“Reading research papers is something most PhD students learn via osmosis”. This article will summarise an approach by Prof. Andrew Ng on reading academic literature.


Approach

Consider a project-based scenario where in order to accomplish a goal, there needs to be some research performed on a subject before a possible solution is designed. The objective is to gain insight on past proposals, latest developments and existing challenges in the subject.

Perform the following steps:

  1. Compile a list of papers (arxiv, Medium/blogs, GitHub)

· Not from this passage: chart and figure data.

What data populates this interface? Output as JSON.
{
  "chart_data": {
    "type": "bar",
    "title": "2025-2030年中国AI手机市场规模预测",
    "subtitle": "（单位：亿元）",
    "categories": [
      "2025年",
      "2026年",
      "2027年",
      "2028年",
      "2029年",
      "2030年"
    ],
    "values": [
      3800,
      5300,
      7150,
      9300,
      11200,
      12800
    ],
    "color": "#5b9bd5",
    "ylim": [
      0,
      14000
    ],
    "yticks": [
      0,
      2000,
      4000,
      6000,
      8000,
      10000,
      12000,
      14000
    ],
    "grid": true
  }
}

  2. Read around the list. The progress of the articles often looks like this:

    Research Progress

  3. The following can be used as general guidelines to the extent of research and what it would imply

    1. 15-20 papers: This implies a basic understanding of an area (eg. speech recognition).
    2. 50-100 papers: This implies a very good understanding of an area (cutting-edge or close to mastering).

Reading a Single Paper

A single paper is read in multiple passes, this is done as all papers are split into sections which could be useful for understanding the objective and results of the research.

A bad way to read a paper is to start from the first word and end at the last. - Andrew Ng

  1. First Pass: Title, Abstract, Figures

    This is enough to get a good sense of the problem statement and a general overview of what the paper is about with minimal reading.

  2. Second Pass: Introduction, Conclusion, Figures, Skim the rest

    Usually the abstract, introduction and conclusion gives a very clear summary of the purpose of the paper. After this, skim the rest of the paper. Generally the related work section is difficult to understand and usually filled with a lot of different work that may not entirely be relevant.

  3. Third Pass: Read everything but skip the math

    It’s easier to gain a theoretical understanding before deep diving into the math that makes it work (think Feynman technique). Go for the efficient high information content first and hard material later.

  4. Fourth Pass: Read everything but skip parts that don’t make sense

    Sometimes scholarly articles are published at the boundaries of our knowledge and bleeding-edge research at the time might be irrelevant in the current day. These parts can be skimmed or more time could be spent if mastering/deep researching is the goal.